Structure of Winter Rainbow
‘Winter Rainbow’ by John Clare is a seventeen line poem that is contained within one stanza of text. The lines follow a simple rhyme scheme of ABABCDCD, and so on, changing end sounds as the poet saw fit. In addition to the structured rhyme scheme, Clare also makes use of iambic pentameter as a metrical pattern. This means that each line contains five sets of two beats. The first of these is unstressed and the second stressed.
Poetic Techniques in Winter Rainbow
Clare makes use of several poetic techniques in ‘Winter Rainbow’. These include alliteration, personification, and apostrophe. The latter is one of the most prominent techniques in the poem. It is an arrangement of words addressing someone who does not exist, or is not present, in the poem’s immediate setting.
The exclamation, “Oh,” is often used at the beginning of the phrase. The person is spoken to as though they can hear and understand the speaker’s words. In this case, the thing to which the speaker directs his words is the winter season. He speaks to it throughout the poem telling it how he loves and appreciates it despite its “insults”.
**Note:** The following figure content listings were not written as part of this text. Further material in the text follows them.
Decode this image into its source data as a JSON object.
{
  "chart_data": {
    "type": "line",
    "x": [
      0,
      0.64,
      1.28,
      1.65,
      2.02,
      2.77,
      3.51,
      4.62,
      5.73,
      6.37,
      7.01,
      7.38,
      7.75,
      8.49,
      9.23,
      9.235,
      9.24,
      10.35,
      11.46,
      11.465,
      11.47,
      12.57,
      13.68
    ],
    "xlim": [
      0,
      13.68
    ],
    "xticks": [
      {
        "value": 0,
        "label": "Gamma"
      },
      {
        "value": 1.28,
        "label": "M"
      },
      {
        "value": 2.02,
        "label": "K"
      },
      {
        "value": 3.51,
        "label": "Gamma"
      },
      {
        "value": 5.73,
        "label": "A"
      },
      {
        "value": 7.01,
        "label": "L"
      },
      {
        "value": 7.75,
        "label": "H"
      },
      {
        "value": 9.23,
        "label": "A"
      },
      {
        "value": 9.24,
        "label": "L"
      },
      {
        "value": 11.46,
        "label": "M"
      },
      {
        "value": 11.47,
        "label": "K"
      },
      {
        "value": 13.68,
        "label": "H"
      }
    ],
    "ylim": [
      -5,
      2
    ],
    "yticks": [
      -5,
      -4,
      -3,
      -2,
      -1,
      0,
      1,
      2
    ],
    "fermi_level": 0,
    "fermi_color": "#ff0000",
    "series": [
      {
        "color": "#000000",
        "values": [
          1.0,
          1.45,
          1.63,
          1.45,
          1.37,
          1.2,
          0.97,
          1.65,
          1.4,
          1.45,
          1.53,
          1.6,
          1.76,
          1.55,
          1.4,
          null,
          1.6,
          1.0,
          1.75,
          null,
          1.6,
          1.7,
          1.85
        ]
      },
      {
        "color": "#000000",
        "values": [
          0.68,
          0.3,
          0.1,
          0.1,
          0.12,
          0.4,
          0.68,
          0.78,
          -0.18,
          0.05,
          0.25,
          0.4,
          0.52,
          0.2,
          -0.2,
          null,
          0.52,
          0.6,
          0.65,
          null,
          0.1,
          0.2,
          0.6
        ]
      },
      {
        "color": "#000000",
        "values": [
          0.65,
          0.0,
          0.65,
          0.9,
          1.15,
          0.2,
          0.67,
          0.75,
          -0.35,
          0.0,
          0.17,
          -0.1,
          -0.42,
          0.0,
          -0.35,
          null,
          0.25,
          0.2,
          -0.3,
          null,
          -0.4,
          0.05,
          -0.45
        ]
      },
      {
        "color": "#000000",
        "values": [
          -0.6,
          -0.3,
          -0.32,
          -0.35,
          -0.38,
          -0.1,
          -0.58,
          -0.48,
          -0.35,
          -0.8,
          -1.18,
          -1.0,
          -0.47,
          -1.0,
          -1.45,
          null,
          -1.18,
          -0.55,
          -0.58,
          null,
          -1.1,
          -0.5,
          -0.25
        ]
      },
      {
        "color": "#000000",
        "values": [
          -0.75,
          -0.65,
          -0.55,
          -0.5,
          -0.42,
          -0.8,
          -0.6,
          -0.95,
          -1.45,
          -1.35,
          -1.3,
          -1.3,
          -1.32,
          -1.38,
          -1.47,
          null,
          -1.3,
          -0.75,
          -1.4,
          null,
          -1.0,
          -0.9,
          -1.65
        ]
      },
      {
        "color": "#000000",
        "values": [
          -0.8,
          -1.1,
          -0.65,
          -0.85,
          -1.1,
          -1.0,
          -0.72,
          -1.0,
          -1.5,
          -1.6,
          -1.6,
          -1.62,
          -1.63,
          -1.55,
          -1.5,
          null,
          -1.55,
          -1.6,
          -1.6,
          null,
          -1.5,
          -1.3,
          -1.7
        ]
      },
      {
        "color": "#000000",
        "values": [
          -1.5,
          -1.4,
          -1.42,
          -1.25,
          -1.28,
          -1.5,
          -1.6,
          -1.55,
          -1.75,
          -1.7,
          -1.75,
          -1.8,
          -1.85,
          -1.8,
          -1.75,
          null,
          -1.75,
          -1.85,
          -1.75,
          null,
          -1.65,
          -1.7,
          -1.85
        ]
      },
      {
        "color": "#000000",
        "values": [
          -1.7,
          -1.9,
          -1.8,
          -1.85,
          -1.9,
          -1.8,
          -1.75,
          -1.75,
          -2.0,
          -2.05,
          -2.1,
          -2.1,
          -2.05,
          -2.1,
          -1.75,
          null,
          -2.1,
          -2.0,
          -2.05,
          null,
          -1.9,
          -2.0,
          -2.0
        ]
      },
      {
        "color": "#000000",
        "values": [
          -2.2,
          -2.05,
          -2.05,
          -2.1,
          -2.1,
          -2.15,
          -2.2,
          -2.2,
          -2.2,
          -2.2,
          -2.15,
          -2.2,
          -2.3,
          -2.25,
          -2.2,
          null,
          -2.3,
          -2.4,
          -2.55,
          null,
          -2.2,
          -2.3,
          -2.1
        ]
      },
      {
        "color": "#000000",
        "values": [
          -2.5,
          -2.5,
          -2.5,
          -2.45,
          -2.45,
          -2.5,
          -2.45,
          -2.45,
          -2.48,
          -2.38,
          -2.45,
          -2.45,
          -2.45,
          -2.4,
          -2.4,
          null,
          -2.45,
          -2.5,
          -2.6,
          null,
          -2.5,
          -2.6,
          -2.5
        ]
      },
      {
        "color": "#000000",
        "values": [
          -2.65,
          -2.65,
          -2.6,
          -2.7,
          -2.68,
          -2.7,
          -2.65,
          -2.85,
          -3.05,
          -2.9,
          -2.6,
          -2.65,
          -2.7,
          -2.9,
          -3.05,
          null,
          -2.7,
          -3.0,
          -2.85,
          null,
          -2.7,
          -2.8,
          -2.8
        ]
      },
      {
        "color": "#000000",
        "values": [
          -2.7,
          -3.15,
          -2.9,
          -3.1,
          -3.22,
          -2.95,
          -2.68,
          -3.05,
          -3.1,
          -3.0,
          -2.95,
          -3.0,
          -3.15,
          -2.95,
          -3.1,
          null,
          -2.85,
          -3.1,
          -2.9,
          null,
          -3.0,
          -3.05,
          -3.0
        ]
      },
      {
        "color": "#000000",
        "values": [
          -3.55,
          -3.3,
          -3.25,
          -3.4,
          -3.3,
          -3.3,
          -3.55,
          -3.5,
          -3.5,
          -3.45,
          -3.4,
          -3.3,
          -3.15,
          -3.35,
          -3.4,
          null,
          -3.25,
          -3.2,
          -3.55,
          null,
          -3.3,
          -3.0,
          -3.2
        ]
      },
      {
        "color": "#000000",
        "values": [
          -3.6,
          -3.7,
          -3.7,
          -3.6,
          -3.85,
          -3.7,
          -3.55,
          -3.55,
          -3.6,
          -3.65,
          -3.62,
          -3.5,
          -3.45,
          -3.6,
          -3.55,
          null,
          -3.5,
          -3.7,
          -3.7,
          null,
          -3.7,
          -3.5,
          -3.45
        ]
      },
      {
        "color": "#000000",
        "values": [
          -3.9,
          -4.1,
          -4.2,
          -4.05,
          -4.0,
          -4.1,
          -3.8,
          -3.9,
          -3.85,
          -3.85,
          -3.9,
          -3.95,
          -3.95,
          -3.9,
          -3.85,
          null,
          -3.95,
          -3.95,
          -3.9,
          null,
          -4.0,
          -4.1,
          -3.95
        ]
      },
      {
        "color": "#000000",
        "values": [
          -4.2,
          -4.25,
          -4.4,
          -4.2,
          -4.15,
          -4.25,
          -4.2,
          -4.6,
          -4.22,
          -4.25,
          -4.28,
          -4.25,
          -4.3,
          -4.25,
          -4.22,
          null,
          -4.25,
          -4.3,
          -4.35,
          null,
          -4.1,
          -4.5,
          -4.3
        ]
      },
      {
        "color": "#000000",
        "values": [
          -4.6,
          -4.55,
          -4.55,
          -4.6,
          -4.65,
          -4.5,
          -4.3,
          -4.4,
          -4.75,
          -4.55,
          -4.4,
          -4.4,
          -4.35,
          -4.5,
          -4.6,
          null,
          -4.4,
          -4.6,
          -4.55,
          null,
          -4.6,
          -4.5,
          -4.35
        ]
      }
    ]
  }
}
This leads to another important technique in this poem, personification. The winter is personified, meaning that Clare imbued it with human characteristics. He speaks of its “cutting frowns” and “grinning north-winds”. It “reigns” the season.
Alliteration occurs when words are used in succession, or at least appear close together, and begin with the same sound. For example, “sparing smiles” in line ten and “sunbeam shrinketh” and “shroud” in line eleven.
Analysis of Winter Rainbow
Lines 1-6
Thou Winter, thou art keen, intensely keen;
Thy cutting frowns experience bids me know,
For in thy weather days and days I’ve been,
As grinning north-winds horribly did blow,
And pepper’d round my head their hail and snow:
Throughout thy reign ’tis mine each year to prove thee;
In the first lines of ‘Winter Rainbow,’ the speaker begins by addressing winter. He refers to it as “keen, intensely keen”. Its senses are acute, it’s quick-witted and smart. It has the power to create a season that has “grinning north-winds” and “hail and snow”. The different kinds of weather it creates plagued the speaker each year. He has to experience them over and over each year.
Lines 7-13
And, spite of every storm I’ve beetled in,
With all thy insults, Winter, I do love thee,
Thou half enchantress, like to pictur’d Sin!
Though many frowns thy sparing smiles deform,
Yet when thy sunbeam shrinketh from its shroud,
And thy bright rainbow gilds the purple storm,
I look entranced on thy painted cloud:
Despite all that winter does to him with its cold and strong winds, he tells it that he loves it. He has “beetled” through many a storm and suffered many “insults” at winter’s hand but that doesn’t change how he feels. Winter is to him half “enchantress,” a woman who entices him into sin.
The speaker also addresses how the winter causes frowns to form and people to bundle themselves up against it. It has turned many people against the season and he understands why. But, it has redeeming features. In the next lines, Clare uses poignant imagery to depict the movement of the clouds and the light of a sunbeam pushing through the “shroud” of the sky. This is light, life, and hope that beats out the death-like shroud of the cold winter season.
Then, he relishes, a “bright rainbow gilds the purple storm”. It appears, as if by magic and he is entranced. He recalls how this sight always makes him stop and stare.
Lines 14-17
And what wild eye with nature’s beauties charm’d,
That hang enraptur’d o’er each ‘witching spell,
Can see thee, Winter, then, and not be warm’d
To breathe thy praise, and say, “I love thee well!”
He wonders in the last four lines of the poem how anyone could possibly look up at this kind of winter sky and now be “warm’d” by the sight. No one, he thinks should “see thee, Winter” and not “breathe thy praise”. This calls to mind images of an exhaled cloud of water vapour on a cold day. The language associated with magic, the enchantress, and spells continues in these last lines of ‘Winter Rainbow’. Clare uses accumulation to collect words like “spell” and “charm’d”.